If you go around the city’s supermarkets you’ll see long lines of people in the sun, waiting just for the possibility that one of those products might arrive any moment, and accompanied by their entire families to be able to buy the maximum amount they could possible get. And don’t even get me started on inflation… (56%).
This is what you can see in almost every supermarket: shelves filled with the exact same product, or shelves completely empty.
4. Health Care Is Falling Apart
Next, public hospitals don’t have resources. Not just money-wise, but basic medical products. Gauze, probes, insulin, cancer medicine, etc. This leads to collapse of the public health system.
5. Rampant Institutional Corruption
Also, corruption is noticeable in every institutional level. It’s not even hidden anymore.
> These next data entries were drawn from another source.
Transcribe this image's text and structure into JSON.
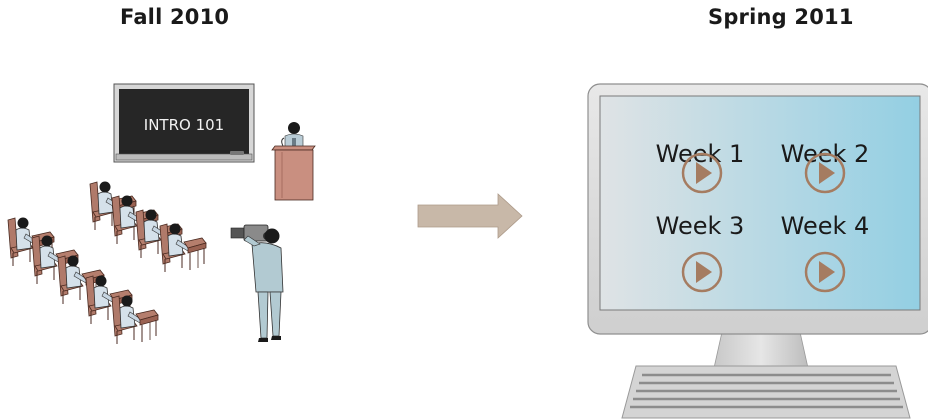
{
  "left_panel": {
    "title": "Fall 2010",
    "blackboard_text": "INTRO 101"
  },
  "right_panel": {
    "title": "Spring 2011",
    "videos": [
      {
        "label": "Week 1"
      },
      {
        "label": "Week 2"
      },
      {
        "label": "Week 3"
      },
      {
        "label": "Week 4"
      }
    ]
  },
  "colors": {
    "arrow": "#c8b8a8",
    "desk_chair": "#b07a6a",
    "play_icon": "#a57c61",
    "screen_gradient_left": "#dfe3e5",
    "screen_gradient_right": "#93cfe3",
    "monitor_frame": "#dcdcdc"
  }
}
For simple things like getting your passport renewed you are asked to “slip money under the table”. Cops tell you that if you give them a certain amount of money they won’t give you a ticket (and this is the rule, not the exception). And getting to the higher powers, CADIVI and government officials have recognized that 25 billion dollars practically disappeared last year, and not a single person was investigated for it.
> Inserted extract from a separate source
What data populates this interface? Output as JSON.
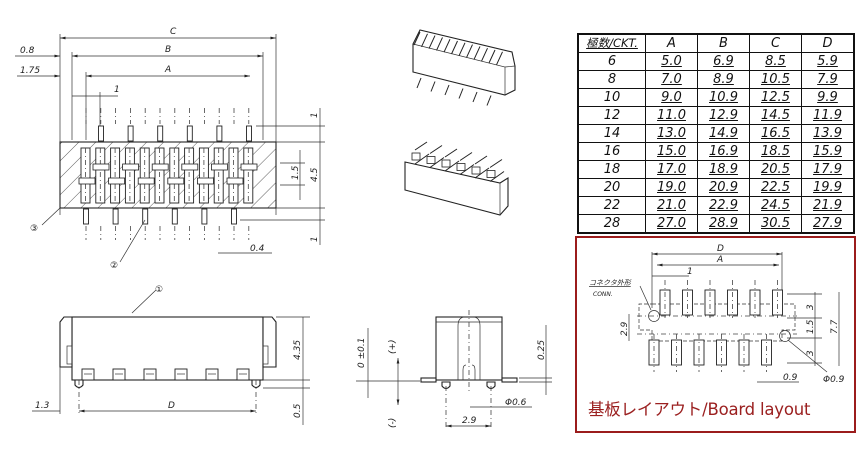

6. Centralized Authority and Lack of Democratic Values
Finally, lack of democratic values. Democracy doesn’t just rely on the existence of elections. If it did, we’d be the most democratic country of all. Here in Venezuela, the executive power, a.k.a. President Nicolás Maduro, controls everything. From the judicial power, directly ordering the incarceration of anyone who opposes or threatens his regime, to the legislative power, where speeches from opposition deputies in the National Assembly (our equivalent to a Senate) get their microphones shut down. The National Guard, which is in theory apolitical, and trained only to protect its people, are openly supporters of the regime, stating that they will defend “the revolution” at all cost.
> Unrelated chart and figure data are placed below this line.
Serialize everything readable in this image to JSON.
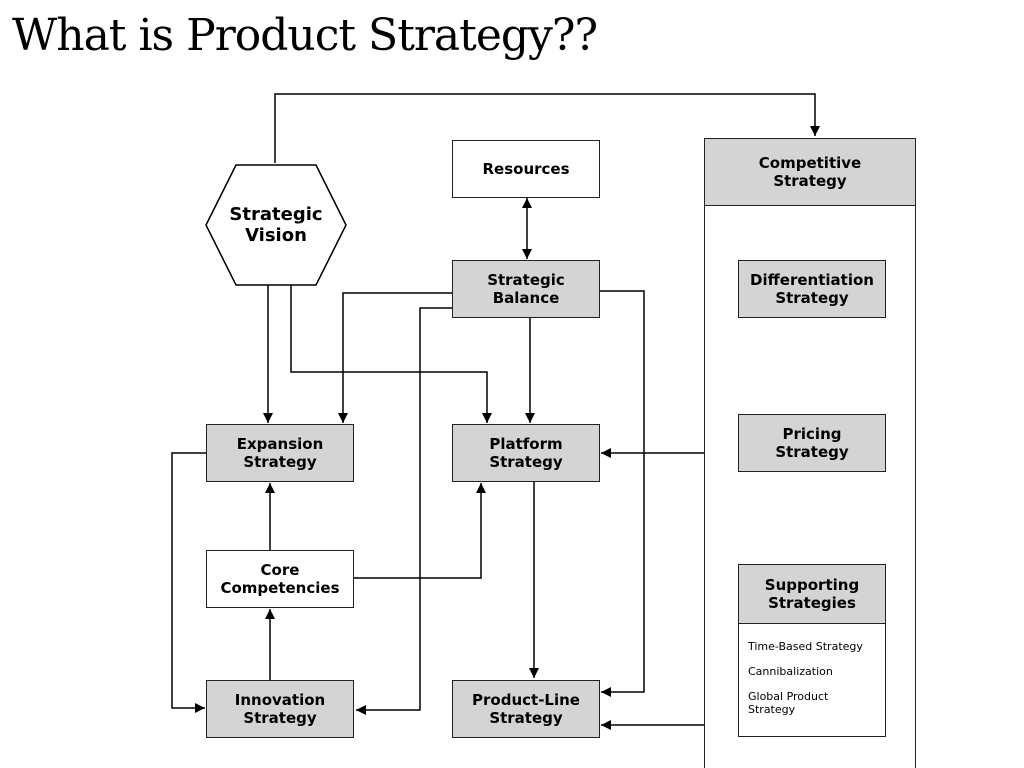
{
  "title": "What is Product Strategy??",
  "nodes": {
    "strategic_vision": "Strategic\nVision",
    "resources": "Resources",
    "strategic_balance": "Strategic\nBalance",
    "competitive_strategy": "Competitive\nStrategy",
    "differentiation_strategy": "Differentiation\nStrategy",
    "pricing_strategy": "Pricing\nStrategy",
    "supporting_strategies": "Supporting\nStrategies",
    "expansion_strategy": "Expansion\nStrategy",
    "platform_strategy": "Platform\nStrategy",
    "core_competencies": "Core\nCompetencies",
    "innovation_strategy": "Innovation\nStrategy",
    "product_line_strategy": "Product-Line\nStrategy"
  },
  "supporting_items": [
    "Time-Based Strategy",
    "Cannibalization",
    "Global Product\nStrategy"
  ],
  "colors": {
    "box_fill": "#d4d4d4",
    "line": "#000000"
  }
}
This pretty much sums up the reasons for which the protests began. Brutal repression from the National Guard to peaceful protesters, violations to freedom of expression (the only network covering the first protests, called
NTN24 was taken off-air, and the Twitter picture-service was blocked nationwide), lack of any real recognition from the government to concerns of the people, other than opposition members being called “fascists, oligarchs, traitors to the homeland, etc” have added fuel to the fire. I don’t believe that ideology is the problem now. Left or Right doesn’t have anything to do about it anymore because what people need right now is a government that can satisfy basic needs and we’ll go from there. This is not a struggle to defend opposition leaders nor is it one to defend a long lost legacy. What we are facing now is a country of 30 million people, all suffering from the same problems, but half of them fighting to fix them, and the other half staying silent and conforming, because in their mind, complaining at all would mean treason to the memory of their beloved, late president Hugo Chavez.